Open eXponenta opened this issue 4 years ago • 1 comments

This feature allowing use chaining in script registration phase.

What is problem:

Current implementation of ScriptAttributes.add and pc.registerScript return void and this enforce use explict syntaxis:

class Class  extends pc.ScriptType {

}

pc.registerScript('Class', Class);

Class.attributes.add(...);
Class.attributes.add(...);
Class.attributes.add(...);

What is new:

Because add and registerScript will return this and script, we can use it for chaining.

  1. We can use anonymous class as argument: const Class = pc.registerScript('Class', class extends pc.ScriptType {} )
  2. We can chaining attributes: Class.attributes.add('attr1', ...).add('attr2, ....)
  3. We can doing both it together:
    pc
        .registerScript('Class', class extends pc.ScriptType {} )
        .attributes
        .add(...)
        .add(...)

I confirm I have read the contributing guidelines and signed the Contributor License Agreement.

eXponenta avatar Jul 11 '21 11:07 eXponenta

We've had a chat about this in another place, and I personally believe this is a bad API in this particular case.

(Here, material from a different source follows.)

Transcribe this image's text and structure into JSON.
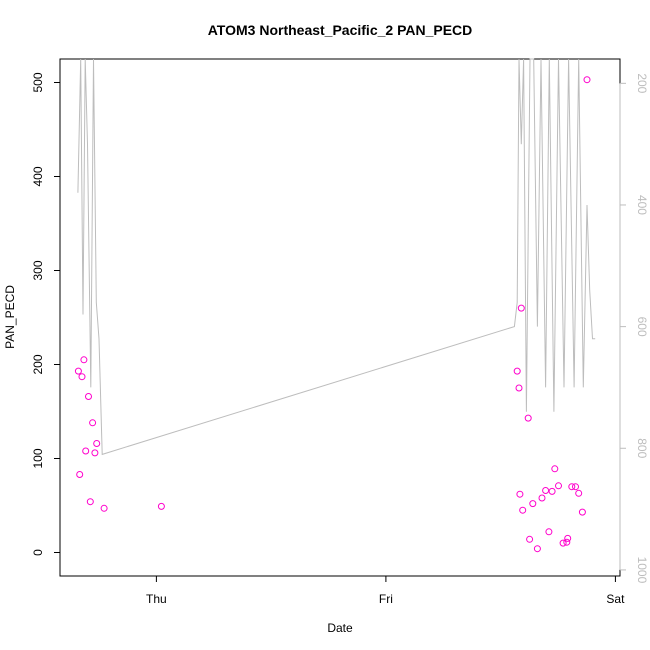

Reasoning:

  1. Chaining should serve functional meaning, like chaining tween animations, routing middleware, or vector maths due to simple methods and often need a lot of it in a row.
  2. Chaining leads to returning this which then blocks API design to such decision, and changing it will not be possible.
  3. Multi-line chaining - is difficult to read and leads to unconventional indentation, especially when there are objects or functions defined in each call (look at events).
  4. Multiple ways of doing the same thing - lead to a steeper learning curve.

An example where chaining which was a good idea at first glance, lead to regret later: events chaining. Defining events in a chain makes no functional purpose, as it is exactly the same as defining events one after the other, also prior is cleaner to read. But it leads to that on returns this, while there is a useful pattern to return event handler, which could be used to unsubscribe from events. But we cannot do that anymore.

So if chaining - does not implement a functional meaning, and the same functionality is already possible, then adding an alternative coding style which will introduce unnecessary code differences - personally, I would not implement it.

Maksims avatar Jul 12 '21 07:07 Maksims

Hi @eXponenta - thanks for the PR, but after the discussion above, I agree this does not provide advantage over what the API currently does. I'm closing this.